Когда королева вышла, князь выжидательно взглянул на короля.
— Плохие новости, Михаил. Бату-хан взял Сандомир и сжёг дотла.
— Это уже не новость.
— Зато, должно быть, новостью для тебя будет то, что и Галич взят монголами. Взят за три дня, и все, кто там был, погибли.
— А князь Даниил?
— Даниил каким-то образом ушёл. Вероятно, через подземный ход.
Михаил стукнул кулаком по перилам балкона.
— Дождался Данило Романыч… Не спас Киева, теперь и Галича лишился!
— Но и это не последняя новость, Михаил Всеволодович. Король Конрад попытался остановить татар под Краковом, но не успел соединить войска. Татары разбили их поодиночке — сначала войско воеводы краковского Владислава Клеменса, а потом сандомирский полк, шедший им на помощь.
Король смотрел прямо.
— Краков обречён, князь. Думаю, он будет взят со дня на день.
Князь вдруг вцепился в перила так, что побелели костяшки пальцев.
— Погоди… А Холм? Второй раз в осаде?
— А Холм они оставили в покое. Возможно, не хотели задерживаться.
— Слава тебе Господи! — вырвалось невольно у Михаила.
Бела Арпад усмехнулся.
— Я хорошо понимаю тебя, Михаил Всеволодович. Но сейчас мне нужен твой совет.
— Какой именно?
Король немного помедлил, подбирая слова.
— Бату-хан прислал мне ультиматум, так это следует называть. Требует выдать ему голову половецкого хана Куна и всех его людей, коим я дал приют, как беженцам. В противном случае грозит разорить всю землю мою. Что скажешь, князь?
Теперь помедлил Михаил.
— Что скажу? Если даже ты выдашь своих союзников, нашествия не избежать. Уж ты поверь мне, Бела. Татары не те люди, которые чтят договоры. Бить поодиночке врагов своих есмь любимый приём…
— Ты развеял мои сомнения, Михаил. Я думаю точно так же. Я уже послал гонцов к герцогу Хорватии.

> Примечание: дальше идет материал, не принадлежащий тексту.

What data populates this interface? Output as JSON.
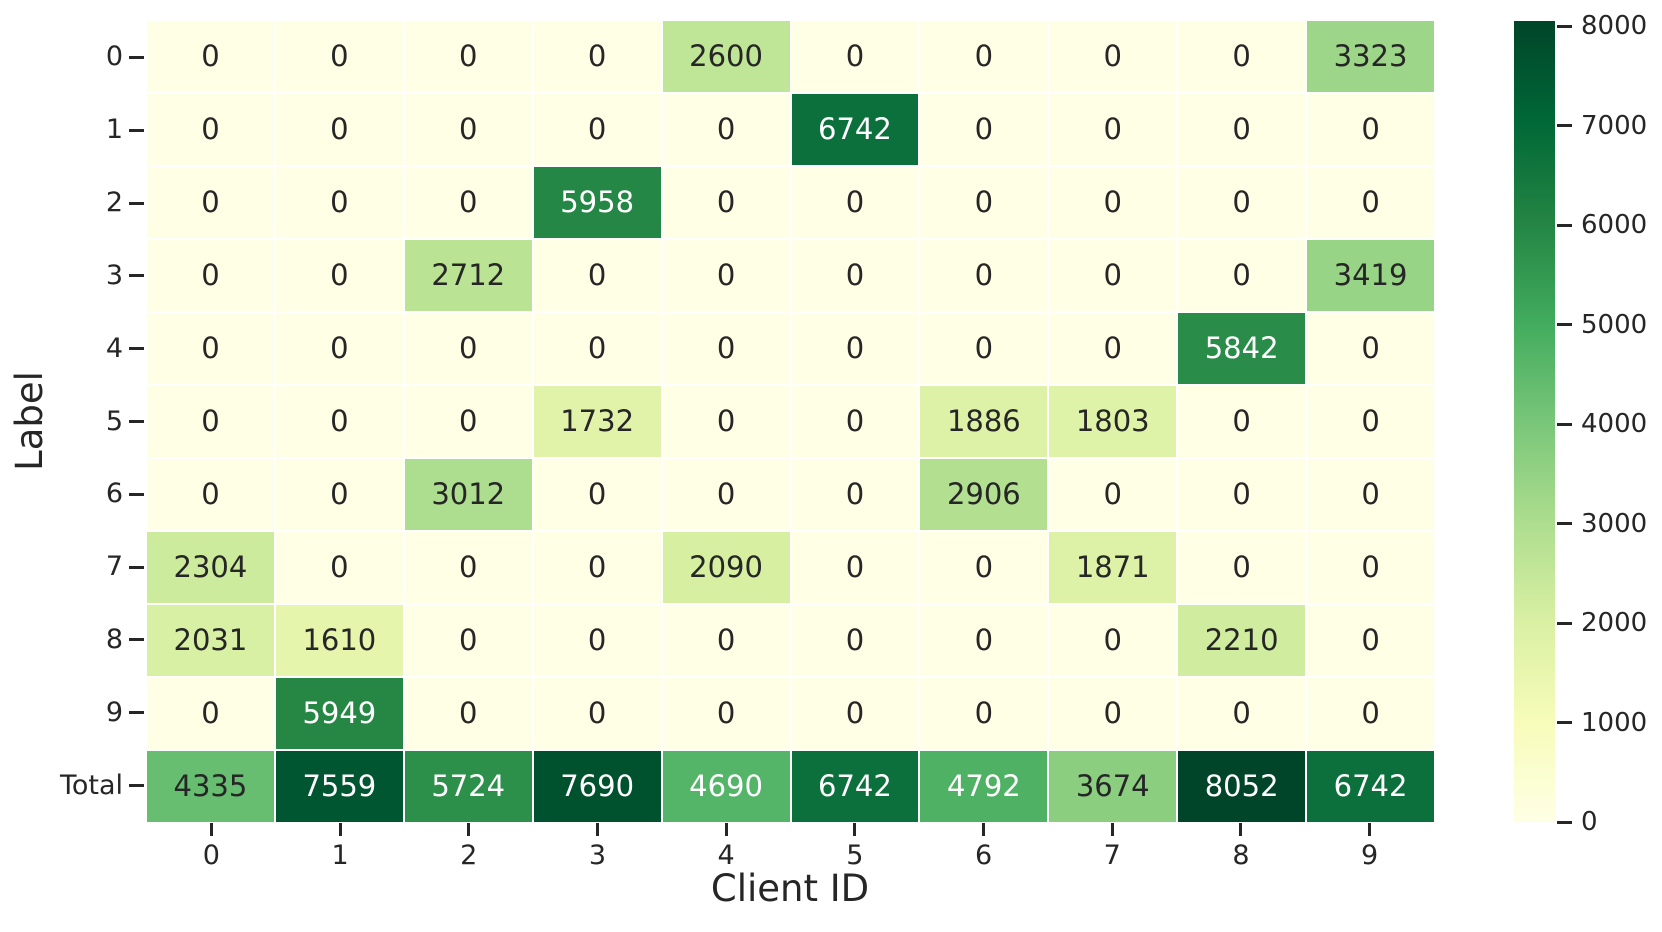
{
  "chart_data": {
    "type": "heatmap",
    "title": "",
    "xlabel": "Client ID",
    "ylabel": "Label",
    "x_tick_labels": [
      "0",
      "1",
      "2",
      "3",
      "4",
      "5",
      "6",
      "7",
      "8",
      "9"
    ],
    "y_tick_labels": [
      "0",
      "1",
      "2",
      "3",
      "4",
      "5",
      "6",
      "7",
      "8",
      "9",
      "Total"
    ],
    "values": [
      [
        0,
        0,
        0,
        0,
        2600,
        0,
        0,
        0,
        0,
        3323
      ],
      [
        0,
        0,
        0,
        0,
        0,
        6742,
        0,
        0,
        0,
        0
      ],
      [
        0,
        0,
        0,
        5958,
        0,
        0,
        0,
        0,
        0,
        0
      ],
      [
        0,
        0,
        2712,
        0,
        0,
        0,
        0,
        0,
        0,
        3419
      ],
      [
        0,
        0,
        0,
        0,
        0,
        0,
        0,
        0,
        5842,
        0
      ],
      [
        0,
        0,
        0,
        1732,
        0,
        0,
        1886,
        1803,
        0,
        0
      ],
      [
        0,
        0,
        3012,
        0,
        0,
        0,
        2906,
        0,
        0,
        0
      ],
      [
        2304,
        0,
        0,
        0,
        2090,
        0,
        0,
        1871,
        0,
        0
      ],
      [
        2031,
        1610,
        0,
        0,
        0,
        0,
        0,
        0,
        2210,
        0
      ],
      [
        0,
        5949,
        0,
        0,
        0,
        0,
        0,
        0,
        0,
        0
      ],
      [
        4335,
        7559,
        5724,
        7690,
        4690,
        6742,
        4792,
        3674,
        8052,
        6742
      ]
    ],
    "vmin": 0,
    "vmax": 8052,
    "colormap": {
      "name": "YlGn",
      "stops": [
        "#ffffe5",
        "#f7fcb9",
        "#d9f0a3",
        "#addd8e",
        "#78c679",
        "#41ab5d",
        "#238443",
        "#006837",
        "#004529"
      ]
    },
    "colorbar": {
      "ticks": [
        0,
        1000,
        2000,
        3000,
        4000,
        5000,
        6000,
        7000,
        8000
      ],
      "tick_labels": [
        "0",
        "1000",
        "2000",
        "3000",
        "4000",
        "5000",
        "6000",
        "7000",
        "8000"
      ]
    },
    "annotation_colors": {
      "dark": "#262626",
      "light": "#ffffff"
    },
    "grid_line_color": "#ffffff",
    "tick_color": "#262626",
    "legend_position": "right-colorbar",
    "grid": false
  }
}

Полагаю, он не откажет в помощи.
Князь Михаил смотрел вдаль, облокотясь о перила.
— Год назад я думал так же.
В бане было очень тепло и влажно, однако жары не ощущалось — опытная повитуха заранее проветрила баню так, чтобы не угорела роженица и не застудилась.

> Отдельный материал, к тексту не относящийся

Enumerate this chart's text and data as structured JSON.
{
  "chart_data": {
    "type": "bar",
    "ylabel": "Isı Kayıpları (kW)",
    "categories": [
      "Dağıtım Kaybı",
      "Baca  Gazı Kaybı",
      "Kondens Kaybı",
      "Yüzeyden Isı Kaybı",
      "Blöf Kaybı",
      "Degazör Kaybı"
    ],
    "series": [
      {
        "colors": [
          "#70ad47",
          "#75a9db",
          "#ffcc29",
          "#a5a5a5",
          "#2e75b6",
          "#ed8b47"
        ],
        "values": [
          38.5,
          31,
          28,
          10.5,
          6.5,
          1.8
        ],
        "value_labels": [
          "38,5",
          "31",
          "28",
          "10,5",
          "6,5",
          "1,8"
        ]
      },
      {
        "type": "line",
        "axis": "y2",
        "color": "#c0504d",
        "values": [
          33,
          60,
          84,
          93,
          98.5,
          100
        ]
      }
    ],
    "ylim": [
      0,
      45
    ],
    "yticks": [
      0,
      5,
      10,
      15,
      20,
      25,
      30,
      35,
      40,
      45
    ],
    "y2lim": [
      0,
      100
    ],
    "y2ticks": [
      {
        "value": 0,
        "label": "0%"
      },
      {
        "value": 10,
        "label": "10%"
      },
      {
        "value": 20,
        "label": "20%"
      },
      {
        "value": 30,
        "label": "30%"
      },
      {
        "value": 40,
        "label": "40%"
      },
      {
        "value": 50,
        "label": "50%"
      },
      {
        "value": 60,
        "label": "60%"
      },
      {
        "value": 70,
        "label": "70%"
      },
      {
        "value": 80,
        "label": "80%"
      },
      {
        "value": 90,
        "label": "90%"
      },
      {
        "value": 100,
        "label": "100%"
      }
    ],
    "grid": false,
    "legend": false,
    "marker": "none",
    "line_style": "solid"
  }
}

Княгиня Елена лежала на полке, выскобленном добела ради такого дела, сжимая в руках вожжи. Повитуха, пожилая жилистая баба, тоже была в одной сорочке, с головой, повязанной чистой холстиной. Её помощница, девчонка лет четырнадцати, сидела чуть поодаль, готовая в любой момент сорваться с места — подать чего-нибудь… Все остальные служанки толпились в предбаннике.
— Ты тужься, мать моя, тужься!
Елена облизала пересохшие губы. Ей вдруг ясно представилось, что вот сейчас, сию минуту, она умрёт. И всё… А как же Юрик? Сирота без отца и матери, в такое-то время… Нельзя, нельзя ей никак умирать!
— Оыыыы!!!
И сразу же раздался бодрый писк новорожденного, подхваченного ловкими руками повитухи.
— Ну я ж говорила тебе, мать моя — парень будет! Во какого князя родила, аж завидно!
Елена счастливо, блаженно улыбалась.
— Теперь, похоже, тебе родить что по нужде сходить будет, с каждым разом легче и легче, — повитуха уже перевязала и обрезала пуповину, и теперь обмывала новорожденного, не обращая внимания на негодующий писк. — Эй, эй, ты чего, матушка моя?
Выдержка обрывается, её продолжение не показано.